A chamada Lei Anticorrupção (Lei nº 12.846/13), que acaba de entrar em vigor, prevê sanções a serem aplicadas tanto na esfera administrativa, quanto na judicial, seja por autoridades do Poder Executivo, seja por autoridades do Judiciário, com potencial impacto em termos econômicos, políticos e eleitorais, sob o fundamento de buscar a probidade no meio empresarial.
Mas não procede a afirmação no sentido de que a Lei Anticorrupção seria uma ferramenta inédita para punir pessoas jurídicas no campo do Direito Administrativo Sancionador, porque a Lei 8.429/92 (Improbidade Administrativa) já contemplava a possibilidade de condenar pessoas jurídicas beneficiárias de atos ilícitos contra a Administração Pública, mesmo partícipes ou coautoras.
A chamada Lei Anticorrupção se revela inovadora, isto sim, ao ampliar o espectro sancionatório na esfera administrativa “stricto sensu”, alargando os espaços de atuação das autoridades administrativas.
Na esfera administrativa, poderão ser aplicadas multas no valor de 0,1% a 20% do faturamento bruto do exercício anterior ao da instauração do processo administrativo.
Outra consequência é a ampla divulgação da decisão condenatória, com a empresa sendo obrigada a pagar pela publicação de extrato da sentença em meios de comunicação de grande circulação na cidade ou estado onde ocorreu a irregularidade.

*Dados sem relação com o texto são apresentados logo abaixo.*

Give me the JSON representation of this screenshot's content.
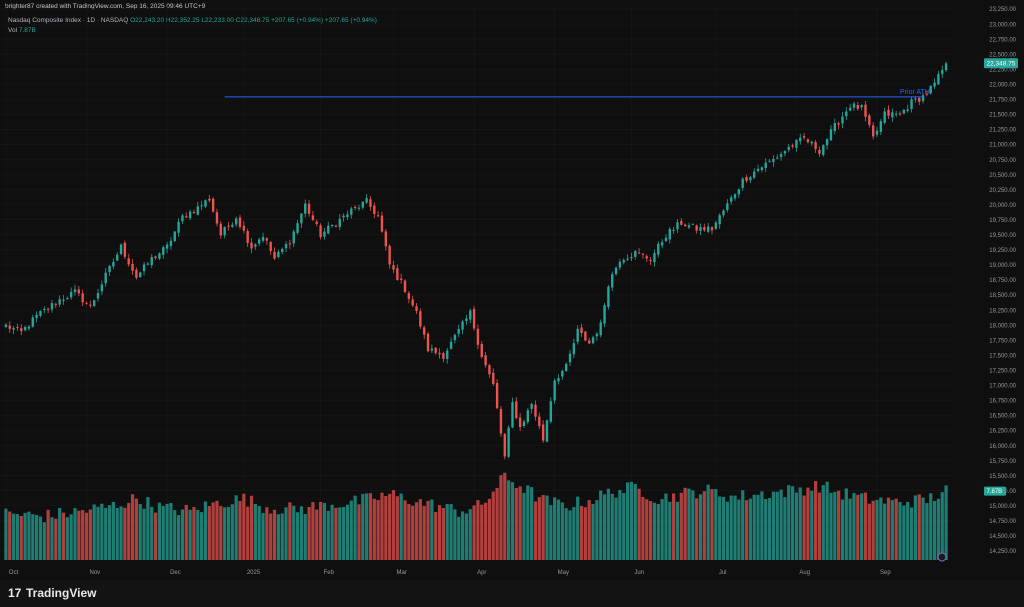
{
  "header": {
    "created_by": "brighter87 created with TradingView.com, Sep 16, 2025 09:46 UTC+9"
  },
  "legend": {
    "symbol": "Nasdaq Composite Index · 1D · NASDAQ",
    "ohlc": "O22,243.20 H22,352.25 L22,233.00 C22,348.75 +207.65 (+0.94%) +207.65 (+0.94%)",
    "volume_label": "Vol",
    "volume_value": "7.87B"
  },
  "price_tag": {
    "value": "22,348.75"
  },
  "annotation": {
    "text": "Prior ATH"
  },
  "volume_tag": {
    "value": "7.87B"
  },
  "brand": {
    "logo": "17",
    "name": "TradingView"
  },
  "colors": {
    "up": "#26a69a",
    "down": "#ef5350",
    "level_line": "#2962ff",
    "bg": "#0f0f0f",
    "grid": "#1c1c1c"
  },
  "chart_data": {
    "type": "candlestick",
    "title": "",
    "xlabel": "",
    "ylabel": "",
    "ylim": [
      14100,
      23300
    ],
    "y_ticks": [
      "23,250.00",
      "23,000.00",
      "22,750.00",
      "22,500.00",
      "22,250.00",
      "22,000.00",
      "21,750.00",
      "21,500.00",
      "21,250.00",
      "21,000.00",
      "20,750.00",
      "20,500.00",
      "20,250.00",
      "20,000.00",
      "19,750.00",
      "19,500.00",
      "19,250.00",
      "19,000.00",
      "18,750.00",
      "18,500.00",
      "18,250.00",
      "18,000.00",
      "17,750.00",
      "17,500.00",
      "17,250.00",
      "17,000.00",
      "16,750.00",
      "16,500.00",
      "16,250.00",
      "16,000.00",
      "15,750.00",
      "15,500.00",
      "15,250.00",
      "15,000.00",
      "14,750.00",
      "14,500.00",
      "14,250.00"
    ],
    "x_ticks": [
      "Oct",
      "Nov",
      "Dec",
      "2025",
      "Feb",
      "Mar",
      "Apr",
      "May",
      "Jun",
      "Jul",
      "Aug",
      "Sep"
    ],
    "grid": true,
    "level_line": {
      "value": 21790,
      "label": "Prior ATH"
    },
    "waypoints": [
      {
        "i": 0,
        "v": 17990
      },
      {
        "i": 4,
        "v": 17880
      },
      {
        "i": 8,
        "v": 18150
      },
      {
        "i": 14,
        "v": 18420
      },
      {
        "i": 18,
        "v": 18550
      },
      {
        "i": 22,
        "v": 18300
      },
      {
        "i": 26,
        "v": 18820
      },
      {
        "i": 30,
        "v": 19300
      },
      {
        "i": 34,
        "v": 18800
      },
      {
        "i": 38,
        "v": 19100
      },
      {
        "i": 42,
        "v": 19300
      },
      {
        "i": 46,
        "v": 19800
      },
      {
        "i": 50,
        "v": 19950
      },
      {
        "i": 53,
        "v": 20100
      },
      {
        "i": 56,
        "v": 19500
      },
      {
        "i": 60,
        "v": 19800
      },
      {
        "i": 64,
        "v": 19300
      },
      {
        "i": 67,
        "v": 19500
      },
      {
        "i": 70,
        "v": 19100
      },
      {
        "i": 74,
        "v": 19400
      },
      {
        "i": 78,
        "v": 20000
      },
      {
        "i": 82,
        "v": 19500
      },
      {
        "i": 86,
        "v": 19700
      },
      {
        "i": 90,
        "v": 19900
      },
      {
        "i": 94,
        "v": 20050
      },
      {
        "i": 97,
        "v": 19800
      },
      {
        "i": 100,
        "v": 19000
      },
      {
        "i": 104,
        "v": 18600
      },
      {
        "i": 107,
        "v": 18200
      },
      {
        "i": 110,
        "v": 17600
      },
      {
        "i": 114,
        "v": 17500
      },
      {
        "i": 118,
        "v": 17900
      },
      {
        "i": 121,
        "v": 18200
      },
      {
        "i": 124,
        "v": 17500
      },
      {
        "i": 127,
        "v": 17000
      },
      {
        "i": 130,
        "v": 15800
      },
      {
        "i": 132,
        "v": 16700
      },
      {
        "i": 134,
        "v": 16300
      },
      {
        "i": 137,
        "v": 16700
      },
      {
        "i": 140,
        "v": 16100
      },
      {
        "i": 143,
        "v": 17100
      },
      {
        "i": 146,
        "v": 17300
      },
      {
        "i": 149,
        "v": 17900
      },
      {
        "i": 152,
        "v": 17700
      },
      {
        "i": 155,
        "v": 18000
      },
      {
        "i": 157,
        "v": 18700
      },
      {
        "i": 160,
        "v": 19100
      },
      {
        "i": 164,
        "v": 19200
      },
      {
        "i": 168,
        "v": 19100
      },
      {
        "i": 172,
        "v": 19500
      },
      {
        "i": 176,
        "v": 19700
      },
      {
        "i": 180,
        "v": 19600
      },
      {
        "i": 184,
        "v": 19600
      },
      {
        "i": 188,
        "v": 20000
      },
      {
        "i": 192,
        "v": 20400
      },
      {
        "i": 196,
        "v": 20600
      },
      {
        "i": 200,
        "v": 20750
      },
      {
        "i": 204,
        "v": 20950
      },
      {
        "i": 208,
        "v": 21100
      },
      {
        "i": 212,
        "v": 20900
      },
      {
        "i": 216,
        "v": 21300
      },
      {
        "i": 220,
        "v": 21650
      },
      {
        "i": 223,
        "v": 21600
      },
      {
        "i": 226,
        "v": 21100
      },
      {
        "i": 229,
        "v": 21500
      },
      {
        "i": 233,
        "v": 21500
      },
      {
        "i": 236,
        "v": 21700
      },
      {
        "i": 239,
        "v": 21800
      },
      {
        "i": 242,
        "v": 22000
      },
      {
        "i": 245,
        "v": 22348.75
      }
    ],
    "volume_ylim": [
      0,
      16
    ],
    "volume_waypoints": [
      {
        "i": 0,
        "v": 5.3
      },
      {
        "i": 10,
        "v": 5.0
      },
      {
        "i": 20,
        "v": 5.6
      },
      {
        "i": 28,
        "v": 6.2
      },
      {
        "i": 34,
        "v": 7.0
      },
      {
        "i": 40,
        "v": 6.0
      },
      {
        "i": 48,
        "v": 5.6
      },
      {
        "i": 55,
        "v": 6.5
      },
      {
        "i": 62,
        "v": 7.0
      },
      {
        "i": 68,
        "v": 6.0
      },
      {
        "i": 76,
        "v": 5.8
      },
      {
        "i": 84,
        "v": 6.3
      },
      {
        "i": 92,
        "v": 6.7
      },
      {
        "i": 100,
        "v": 7.5
      },
      {
        "i": 106,
        "v": 6.8
      },
      {
        "i": 112,
        "v": 6.2
      },
      {
        "i": 118,
        "v": 5.6
      },
      {
        "i": 124,
        "v": 6.2
      },
      {
        "i": 130,
        "v": 9.5
      },
      {
        "i": 134,
        "v": 8.5
      },
      {
        "i": 140,
        "v": 6.8
      },
      {
        "i": 146,
        "v": 6.2
      },
      {
        "i": 152,
        "v": 6.8
      },
      {
        "i": 158,
        "v": 7.8
      },
      {
        "i": 164,
        "v": 8.3
      },
      {
        "i": 170,
        "v": 7.0
      },
      {
        "i": 176,
        "v": 7.5
      },
      {
        "i": 182,
        "v": 8.0
      },
      {
        "i": 190,
        "v": 7.2
      },
      {
        "i": 198,
        "v": 7.6
      },
      {
        "i": 206,
        "v": 8.0
      },
      {
        "i": 212,
        "v": 8.5
      },
      {
        "i": 218,
        "v": 7.6
      },
      {
        "i": 224,
        "v": 7.0
      },
      {
        "i": 232,
        "v": 6.6
      },
      {
        "i": 240,
        "v": 6.9
      },
      {
        "i": 245,
        "v": 7.87
      }
    ]
  }
}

Como se pode notar, imensos poderes são outorgados às autoridades administrativas, as quais, no entanto, não gozam de autonomias institucionais, não têm independência funcional nem garantias constitucionais que lhes assegurem imunidades contra interferências políticas. Há riscos de politização das instâncias administrativas no manejo desta Lei? Acreditamos que sim, especialmente diante da profusão de conceitos jurídicos indeterminados na estruturação dos tipos sancionadores.
Relativamente à esfera judicial, prevê o art. 19 que a União, os Estados, o Distrito Federal e os Municípios, por meio das respectivas Advocacias Públicas ou órgãos de representação judicial, ou equivalentes, bem como o Ministério Público, poderão ajuizar ação com vistas à aplicação de sanções às pessoas jurídicas infratoras.

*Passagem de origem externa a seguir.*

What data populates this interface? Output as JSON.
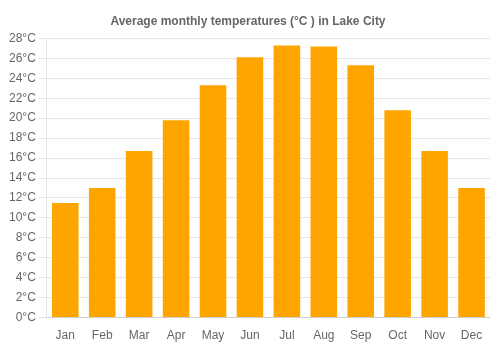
{
  "chart_data": {
    "type": "bar",
    "title": "Average monthly temperatures (°C ) in Lake City",
    "categories": [
      "Jan",
      "Feb",
      "Mar",
      "Apr",
      "May",
      "Jun",
      "Jul",
      "Aug",
      "Sep",
      "Oct",
      "Nov",
      "Dec"
    ],
    "values": [
      11.5,
      13.0,
      16.7,
      19.8,
      23.3,
      26.1,
      27.3,
      27.2,
      25.3,
      20.8,
      16.7,
      13.0
    ],
    "color": "#FFA500",
    "ylim": [
      0,
      28
    ],
    "yticks": [
      {
        "value": 0,
        "label": "0°C"
      },
      {
        "value": 2,
        "label": "2°C"
      },
      {
        "value": 4,
        "label": "4°C"
      },
      {
        "value": 6,
        "label": "6°C"
      },
      {
        "value": 8,
        "label": "8°C"
      },
      {
        "value": 10,
        "label": "10°C"
      },
      {
        "value": 12,
        "label": "12°C"
      },
      {
        "value": 14,
        "label": "14°C"
      },
      {
        "value": 16,
        "label": "16°C"
      },
      {
        "value": 18,
        "label": "18°C"
      },
      {
        "value": 20,
        "label": "20°C"
      },
      {
        "value": 22,
        "label": "22°C"
      },
      {
        "value": 24,
        "label": "24°C"
      },
      {
        "value": 26,
        "label": "26°C"
      },
      {
        "value": 28,
        "label": "28°C"
      }
    ],
    "grid": true
  }
}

A aplicação das sanções previstas na nova Lei não exclui, em qualquer hipótese, a obrigação da reparação integral do dano causado, tampouco a incidência de outras sanções, tais como aquelas disciplinadas na Lei de Improbidade Administrativa ou na legislação penal aplicável à matéria.
Diante do advento da nova legislação, as empresas podem, em tese, submeter-se a um regime de responsabilidade objetiva (sem a verificação de culpa) pelos atos lesivos praticados por seus funcionários (exclusivamente ou não), a teor do art. 2º da Lei, o que torna imperiosa a elaboração de um programa de compliance, com comitê independente de verificação dos procedimentos anticorrupção e de integridade institucional, de modo a evitar qualquer tipo de relação causal com os ilícitos que eventualmente ocorram por atos isolados dos representantes dessas empresas.
Um dos pontos centrais de qualquer programa de compliance diz respeito à existência de um organismo externo, dotado de autonomias institucionais, para opinar sobre procedimentos e condutas envolvendo as empresas. E precisamente este organismo pode ser um Comitê, com notório saber na matéria, responsável pelas opiniões emitidas e orientações vazadas, inclusive no sentido da proposição de mecanismos e procedimentos internos às corporações, com prerrogativas de controle sobre condutas.
Ainda que se discuta a constitucionalidade de qualquer espécie de responsabilidade objetiva, e de fato é questionável tal previsão, observa-se a importância de as empresas articularem regras harmônicas e coerentes envolvendo probidade empresarial, denotando observância de deveres objetivos de cautela em relação a uma série de condutas e prevenção de problemas relacionados à violação de princípios da administração pública.
Este novo contexto deve ser visto com muita prudência, pois a autoridade máxima de cada órgão ou entidade pública poderá celebrar acordo de leniência (delação premiada) com as pessoas jurídicas responsáveis pela prática dos atos previstos nesta Lei, caso colaborem efetivamente com as investigações e o processo administrativo.
Como se vê, é importante que as empresas se organizem, de modo a evitar que proliferem calúnias a partir da indústria do acordo de leniência, de forma deturpada, deteriorando-se relações de confiança necessárias à defesa de interesses coletivos legítimos. Deve-se evitar a “canibalização” de segmentos produtivos, a partir da instrumentalização espúria da Lei n. 12.846/13 como forma de intimidação ou eliminação de adversários.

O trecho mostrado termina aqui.